Related to that point is the third reason why one might care about income inequality even in a highly mobile society: income inequality can distort occupational choices in ways that are inefficient and harmful society as a whole. For example, Robert Frank points out that there are currently many "winner-take-all markets," in which the very best and brightest in particular fields are paid exorbitant sums relative to others. Robert Frank goes on to note that,

"The lure of the top prizes in winner-take-all markets has also steered many of our most able graduates toward career choices that make little sense for them as individuals, and still less sense for the nation as a whole. In increasing numbers, our best and brightest graduates pursue top positions in law, finance, consulting, and other overcrowded arenas, in the process forsaking careers in engineering, manufacturing, civil service, teaching, and other occupations in which an infusion of additional talent would yield greater benefit to society.

One study estimated, for example, that whereas a doubling of enrollments in engineering would cause the growth rate of GDP to rise by half a percentage point, a doubling of enrollments in law would actually cause a decline of three-tenths of a point. Yet the number of new lawyers admitted to the bar each year more than doubled between 1970 and 1990, a period during which the average standardized test scores of new public school teachers fell dramatically."

Are all changes in relative income also examples of relative income mobility?
No, and to answer otherwise would misunderstand what we mean when we think of income mobility. To understand clearly this apparent paradox--i.e. of some income changes not equaling income mobility--consider what we might expect to see and experience with regard to intra-generational mobility among those age 25 and over-- the focus of the Treasury study. First, most Americans would probably expect absolute and relative incomes to start off low around age 25; increase over a few decades, possibly plateauing; and then decrease nearing and during retirement.
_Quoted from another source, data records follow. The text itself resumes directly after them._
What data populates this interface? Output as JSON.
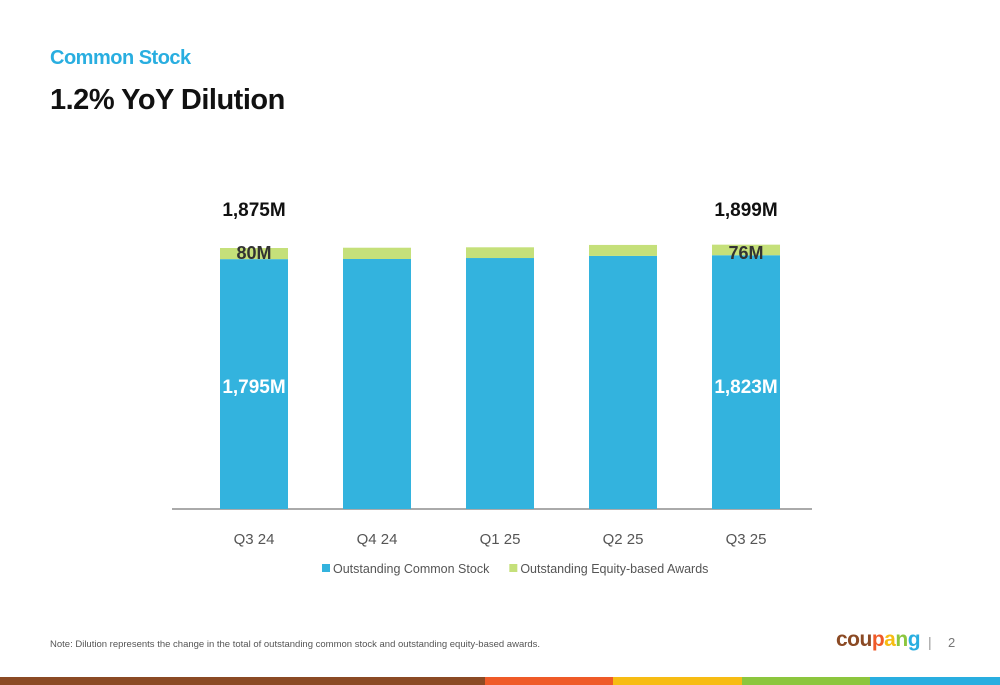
{
  "header": {
    "subtitle": "Common Stock",
    "title": "1.2% YoY Dilution"
  },
  "chart_data": {
    "type": "bar",
    "stacked": true,
    "categories": [
      "Q3 24",
      "Q4 24",
      "Q1 25",
      "Q2 25",
      "Q3 25"
    ],
    "series": [
      {
        "name": "Outstanding Common Stock",
        "color": "#33b3de",
        "values": [
          1795,
          1796,
          1803,
          1818,
          1823
        ]
      },
      {
        "name": "Outstanding Equity-based Awards",
        "color": "#c5e07a",
        "values": [
          80,
          81,
          77,
          79,
          76
        ]
      }
    ],
    "ylim": [
      0,
      1900
    ],
    "labels": {
      "totals": [
        "1,875M",
        "",
        "",
        "",
        "1,899M"
      ],
      "awards": [
        "80M",
        "",
        "",
        "",
        "76M"
      ],
      "stock": [
        "1,795M",
        "",
        "",
        "",
        "1,823M"
      ]
    },
    "legend_placement": "bottom",
    "grid": false
  },
  "footer": {
    "note": "Note: Dilution represents the change in the total of outstanding common stock and outstanding equity-based awards.",
    "logo": "coupang",
    "page": "2",
    "separator": "|",
    "bar_colors": [
      "#8b4a24",
      "#ef5a28",
      "#f7bc13",
      "#8cc63e",
      "#29aee0"
    ]
  }
}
The fact that nearly all people's incomes follow this sort of trajectory is hardly a sign of meaningful relative income mobility.

What does income mobility look like then?
Rather, Americans interested in income mobility are interested in comparing people over time to others of similar age. The question we really care about is, "How likely am I to move up or down relative to others my age over my lifetime?" Thus, a thoughtful study of income mobility might track 30-year olds against each other over a decade. The Treasury study fails to do so. As University of Chicago labor economist Kevin Murphy pointed out 15 years ago in response to a horribly similar Treasury study, "This isn't your classic income mobility...This is the guy who works in the college bookstore and has a real job by his early 30's." Unsurprisingly, the Treasury study finds "There was considerable income mobility of individuals in the U.S. economy during the 1996 through 2005 period with roughly half of taxpayers who began in the bottom quintile moving up to a higher income group within 10 years."

Unlike the Treasury study, Americans do not consider the movement of a recent college or graduate student into a substantive job 10 years later to be a significant sign of upward mobility in society.

Unlike the Treasury study, Americans do not consider the movement of a high-earning 65-year old into retirement to be a sign of downward mobility in society.

Unlike the Treasury study, Americans do not consider the entry of new workers into the labor force to be a sign of upward mobility for everyone else in society.

Unlike the Treasury study, Americans are interested in mobility among all, not just those who file taxes.